Holly Barton, who lives next to the bus facility, called 911 after she was awakened before 5 a.m. by her dogs barking. Barton said she heard a “big explosion,” possibly from a tire, and saw the buses burning.
“They park the buses so close in the wintertime,” she said.
The state fire marshal’s office will meet with local officials today to assist with the investigation, Shaughnessy and Goldberg said.
At the scene yesterday afternoon, eight school buses parked in a row were charred and gutted by fire, windows gone and front ends totaled. A second line of buses parked behind them appeared mostly undamaged, but Shaughnessy said they were “all melted” from the heat of the fire.
More buses were parked around the lot, a couple showing fire damage but others appearing untouched. Ice coated the parking lot where firefighters had sprayed water to douse the flames.
A message seeking additional information was left yesterday for state Fire Marshal Bill Degnan.
The Kearsarge Regional School District is a sprawling district that serves nearly 2,000 students from seven towns: Bradford, Newbury, New London, Springfield, Sutton, Warner and Wilmot.

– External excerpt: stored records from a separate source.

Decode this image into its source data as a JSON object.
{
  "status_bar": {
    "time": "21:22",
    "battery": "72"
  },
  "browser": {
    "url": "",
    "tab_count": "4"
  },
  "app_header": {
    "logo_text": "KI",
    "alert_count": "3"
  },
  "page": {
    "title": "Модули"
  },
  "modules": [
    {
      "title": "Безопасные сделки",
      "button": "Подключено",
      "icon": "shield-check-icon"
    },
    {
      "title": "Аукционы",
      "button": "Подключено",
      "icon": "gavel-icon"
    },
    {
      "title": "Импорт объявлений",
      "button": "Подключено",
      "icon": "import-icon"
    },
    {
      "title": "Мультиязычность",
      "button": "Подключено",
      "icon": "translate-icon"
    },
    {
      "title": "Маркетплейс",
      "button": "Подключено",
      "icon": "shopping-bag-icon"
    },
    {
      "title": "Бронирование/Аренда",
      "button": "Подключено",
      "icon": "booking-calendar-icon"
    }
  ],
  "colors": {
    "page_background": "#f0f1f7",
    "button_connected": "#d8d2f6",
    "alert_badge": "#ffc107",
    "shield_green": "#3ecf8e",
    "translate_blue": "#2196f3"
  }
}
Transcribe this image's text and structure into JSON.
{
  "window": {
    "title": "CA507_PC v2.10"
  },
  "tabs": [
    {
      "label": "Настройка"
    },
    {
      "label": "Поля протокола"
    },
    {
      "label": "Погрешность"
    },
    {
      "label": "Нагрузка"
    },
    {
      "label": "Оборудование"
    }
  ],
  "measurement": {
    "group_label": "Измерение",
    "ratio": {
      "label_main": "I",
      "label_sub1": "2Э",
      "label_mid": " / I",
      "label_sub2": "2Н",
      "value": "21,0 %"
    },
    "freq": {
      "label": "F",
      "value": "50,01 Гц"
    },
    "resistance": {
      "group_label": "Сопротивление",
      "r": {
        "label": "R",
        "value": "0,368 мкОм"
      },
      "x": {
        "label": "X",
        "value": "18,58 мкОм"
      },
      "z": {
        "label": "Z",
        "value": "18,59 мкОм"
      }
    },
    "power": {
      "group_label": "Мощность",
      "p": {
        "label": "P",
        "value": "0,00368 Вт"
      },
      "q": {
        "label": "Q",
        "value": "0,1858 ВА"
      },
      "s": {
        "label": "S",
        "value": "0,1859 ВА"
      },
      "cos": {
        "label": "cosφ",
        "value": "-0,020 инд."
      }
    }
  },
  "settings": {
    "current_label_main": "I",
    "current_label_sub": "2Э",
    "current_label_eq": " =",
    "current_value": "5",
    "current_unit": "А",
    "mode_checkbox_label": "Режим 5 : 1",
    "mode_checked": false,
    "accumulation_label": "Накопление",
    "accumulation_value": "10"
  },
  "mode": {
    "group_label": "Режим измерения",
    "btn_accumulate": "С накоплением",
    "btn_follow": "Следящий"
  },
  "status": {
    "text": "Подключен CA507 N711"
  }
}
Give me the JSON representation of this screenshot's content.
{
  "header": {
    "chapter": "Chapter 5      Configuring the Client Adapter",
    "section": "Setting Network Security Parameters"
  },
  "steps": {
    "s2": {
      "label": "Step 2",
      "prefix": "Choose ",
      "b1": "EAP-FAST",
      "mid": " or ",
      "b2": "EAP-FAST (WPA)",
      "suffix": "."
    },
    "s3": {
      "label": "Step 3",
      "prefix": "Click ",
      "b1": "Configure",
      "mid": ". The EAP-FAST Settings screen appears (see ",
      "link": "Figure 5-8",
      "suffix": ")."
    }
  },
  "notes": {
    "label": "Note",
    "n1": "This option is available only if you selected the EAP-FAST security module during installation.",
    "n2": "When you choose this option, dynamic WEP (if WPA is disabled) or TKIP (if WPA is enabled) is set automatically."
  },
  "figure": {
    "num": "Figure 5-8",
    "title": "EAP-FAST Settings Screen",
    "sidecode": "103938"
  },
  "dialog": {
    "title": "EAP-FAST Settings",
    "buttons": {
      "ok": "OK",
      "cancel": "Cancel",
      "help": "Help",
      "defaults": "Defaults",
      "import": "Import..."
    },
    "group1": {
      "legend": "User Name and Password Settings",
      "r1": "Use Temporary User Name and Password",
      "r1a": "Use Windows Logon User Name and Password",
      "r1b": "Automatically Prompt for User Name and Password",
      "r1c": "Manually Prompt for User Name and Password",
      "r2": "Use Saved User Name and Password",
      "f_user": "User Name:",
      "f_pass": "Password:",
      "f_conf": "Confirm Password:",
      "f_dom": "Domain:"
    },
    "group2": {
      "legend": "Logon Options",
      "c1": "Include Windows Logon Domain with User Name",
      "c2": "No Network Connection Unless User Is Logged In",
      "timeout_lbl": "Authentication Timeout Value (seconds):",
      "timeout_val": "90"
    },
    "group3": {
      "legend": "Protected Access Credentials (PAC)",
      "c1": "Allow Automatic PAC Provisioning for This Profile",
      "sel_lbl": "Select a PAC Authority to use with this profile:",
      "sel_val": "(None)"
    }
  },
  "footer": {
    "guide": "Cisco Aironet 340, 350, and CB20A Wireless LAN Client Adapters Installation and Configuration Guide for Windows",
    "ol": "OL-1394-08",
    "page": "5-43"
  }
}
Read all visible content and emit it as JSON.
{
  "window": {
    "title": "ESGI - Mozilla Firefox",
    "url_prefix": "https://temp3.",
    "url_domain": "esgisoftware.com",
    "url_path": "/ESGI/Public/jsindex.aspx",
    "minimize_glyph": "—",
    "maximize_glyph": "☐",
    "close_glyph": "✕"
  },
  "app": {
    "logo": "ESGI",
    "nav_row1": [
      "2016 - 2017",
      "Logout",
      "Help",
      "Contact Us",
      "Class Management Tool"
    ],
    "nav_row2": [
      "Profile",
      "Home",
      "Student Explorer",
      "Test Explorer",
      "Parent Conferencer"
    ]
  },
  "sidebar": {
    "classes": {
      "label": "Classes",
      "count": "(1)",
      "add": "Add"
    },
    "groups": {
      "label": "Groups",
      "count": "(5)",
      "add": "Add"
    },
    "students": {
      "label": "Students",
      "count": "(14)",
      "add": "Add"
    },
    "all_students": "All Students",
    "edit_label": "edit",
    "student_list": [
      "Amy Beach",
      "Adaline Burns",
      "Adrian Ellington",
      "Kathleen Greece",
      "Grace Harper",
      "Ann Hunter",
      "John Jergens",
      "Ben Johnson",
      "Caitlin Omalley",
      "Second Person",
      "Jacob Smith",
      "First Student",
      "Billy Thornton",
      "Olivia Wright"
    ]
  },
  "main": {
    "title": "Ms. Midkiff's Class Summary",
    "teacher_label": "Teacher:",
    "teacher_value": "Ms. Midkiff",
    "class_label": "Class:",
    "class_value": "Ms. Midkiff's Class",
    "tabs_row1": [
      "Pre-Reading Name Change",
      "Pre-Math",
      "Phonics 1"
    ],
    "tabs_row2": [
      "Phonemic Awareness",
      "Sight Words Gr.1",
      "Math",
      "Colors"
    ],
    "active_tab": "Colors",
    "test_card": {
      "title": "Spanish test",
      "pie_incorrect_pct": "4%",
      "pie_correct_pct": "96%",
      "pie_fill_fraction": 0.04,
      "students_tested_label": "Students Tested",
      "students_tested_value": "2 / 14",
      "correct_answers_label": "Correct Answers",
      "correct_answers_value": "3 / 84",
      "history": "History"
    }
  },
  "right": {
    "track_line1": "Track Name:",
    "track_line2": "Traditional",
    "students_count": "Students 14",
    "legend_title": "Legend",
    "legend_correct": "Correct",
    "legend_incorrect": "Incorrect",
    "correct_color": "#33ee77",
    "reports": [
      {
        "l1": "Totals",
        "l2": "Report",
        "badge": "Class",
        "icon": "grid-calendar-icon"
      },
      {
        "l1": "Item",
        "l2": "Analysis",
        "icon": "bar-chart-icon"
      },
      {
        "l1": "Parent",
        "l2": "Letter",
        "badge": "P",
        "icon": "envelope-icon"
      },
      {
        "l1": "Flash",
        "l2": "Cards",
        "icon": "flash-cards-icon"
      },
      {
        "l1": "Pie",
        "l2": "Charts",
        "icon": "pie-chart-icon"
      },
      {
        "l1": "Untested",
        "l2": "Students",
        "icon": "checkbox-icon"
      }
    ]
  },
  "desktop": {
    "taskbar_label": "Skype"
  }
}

The district pays Goffstown Truck Center to provide transportation services, with the school board okaying a five-year contract in 2008.
Goffstown Truck Center, based in Goffstown, is owned by Wall, N.J.-based Student Transportation Inc., which describes itself as the third-largest school-bus provider in North America. Officials from Goffstown Truck Center and Student Transportation couldn’t be reached for comment yesterday.
The school district is working to make sure buses will be available when students return to class Jan. 3, said Dan Wolf, chairman of the Kearsarge School Board.
Wolf said Superintendent Jerome Frew was in contact yesterday with Goffstown Truck Center officials, and Frew touched base with the school board members.
“I imagine that we will have buses up and running when kids come back to school,” said Wolf, who responded to the early morning blaze as a volunteer Newbury firefighter. “Fortunately, we have a week to plan.”